Expected Last Point on the Number Axis

Alice is playing a single-player game on the number axis. There are \( n \) points on the axis. In each move, she randomly selects two points \( x_i \) and \( x_j \), removes them, and adds a new point at their midpoint \( \frac{x_i + x_j}{2} \). The process is repeated until only one point remains. It can be proven that the expected position of the last point is equal to the average of the initial points.

Your task is to compute the expected value of the last point. Since the answer can be expressed as a rational number \( \frac{p}{q} \), output \( p \cdot q^{-1} \bmod 998\,244\,353 \), where \( q^{-1} \) denotes the modular inverse of \( q \) modulo \( 998\,244\,353 \).
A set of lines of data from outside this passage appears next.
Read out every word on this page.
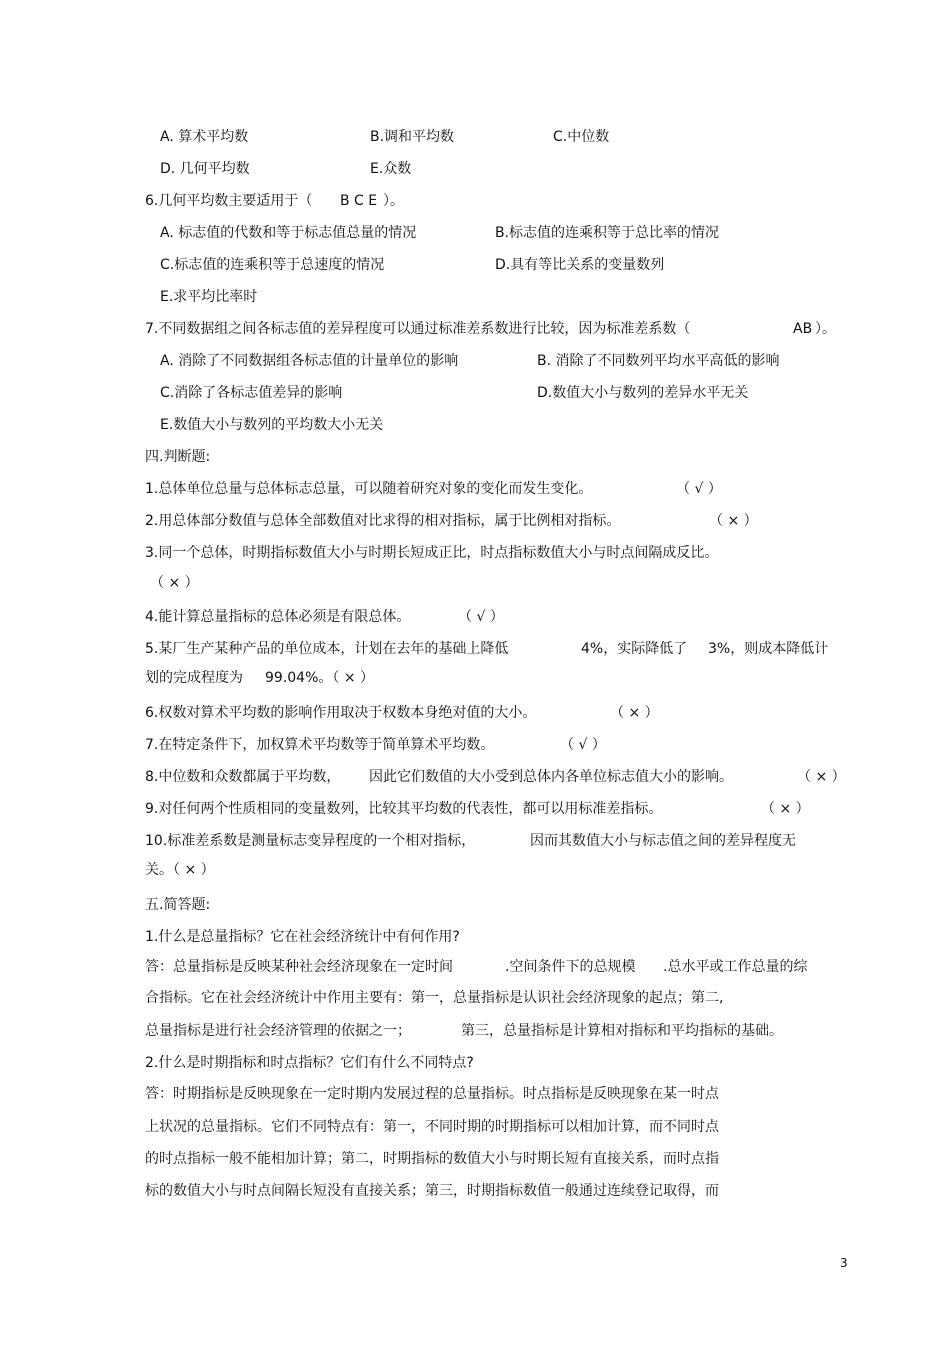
A. 算术平均数	B.调和平均数	C.中位数
D. 几何平均数	E.众数
6.几何平均数主要适用于（ B C E ）。
A. 标志值的代数和等于标志值总量的情况	B.标志值的连乘积等于总比率的情况
C.标志值的连乘积等于总速度的情况	D.具有等比关系的变量数列
E.求平均比率时
7.不同数据组之间各标志值的差异程度可以通过标准差系数进行比较，因为标准差系数（	AB ）。
A. 消除了不同数据组各标志值的计量单位的影响	B. 消除了不同数列平均水平高低的影响
C.消除了各标志值差异的影响	D.数值大小与数列的差异水平无关
E.数值大小与数列的平均数大小无关
四.判断题:
1.总体单位总量与总体标志总量，可以随着研究对象的变化而发生变化。	（ √ ）
2.用总体部分数值与总体全部数值对比求得的相对指标，属于比例相对指标。	（ × ）
3.同一个总体，时期指标数值大小与时期长短成正比，时点指标数值大小与时点间隔成反比。
（ × ）
4.能计算总量指标的总体必须是有限总体。	（ √ ）
5.某厂生产某种产品的单位成本，计划在去年的基础上降低	4%，实际降低了 3%，则成本降低计
划的完成程度为 99.04%。（ × ）
6.权数对算术平均数的影响作用取决于权数本身绝对值的大小。	（ × ）
7.在特定条件下，加权算术平均数等于简单算术平均数。	（ √ ）
8.中位数和众数都属于平均数， 因此它们数值的大小受到总体内各单位标志值大小的影响。	（ × ）
9.对任何两个性质相同的变量数列，比较其平均数的代表性，都可以用标准差指标。	（ × ）
10.标准差系数是测量标志变异程度的一个相对指标，	因而其数值大小与标志值之间的差异程度无
关。（ × ）
五.简答题:
1.什么是总量指标？它在社会经济统计中有何作用?
答：总量指标是反映某种社会经济现象在一定时间	.空间条件下的总规模 .总水平或工作总量的综
合指标。它在社会经济统计中作用主要有：第一，总量指标是认识社会经济现象的起点；第二,
总量指标是进行社会经济管理的依据之一；	第三，总量指标是计算相对指标和平均指标的基础。
2.什么是时期指标和时点指标？它们有什么不同特点?
答：时期指标是反映现象在一定时期内发展过程的总量指标。时点指标是反映现象在某一时点
上状况的总量指标。它们不同特点有：第一，不同时期的时期指标可以相加计算，而不同时点
的时点指标一般不能相加计算；第二，时期指标的数值大小与时期长短有直接关系，而时点指
标的数值大小与时点间隔长短没有直接关系；第三，时期指标数值一般通过连续登记取得，而
3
Note: The modular inverse exists because \( 998\,244\,353 \) is a prime number.

inputFormat

The first line contains a single integer \( n \) (\( 1 \leq n \leq 10^5 \)), the number of points. The second line contains \( n \) space-separated integers \( x_1, x_2, \dots, x_n \) (\( -10^9 \leq x_i \leq 10^9 \)) representing the positions of the points on the number axis.

outputFormat

Output a single integer, which is the value of \( p \cdot q^{-1} \bmod 998\,244\,353 \), representing the expected position of the last point.

sample

1
5

5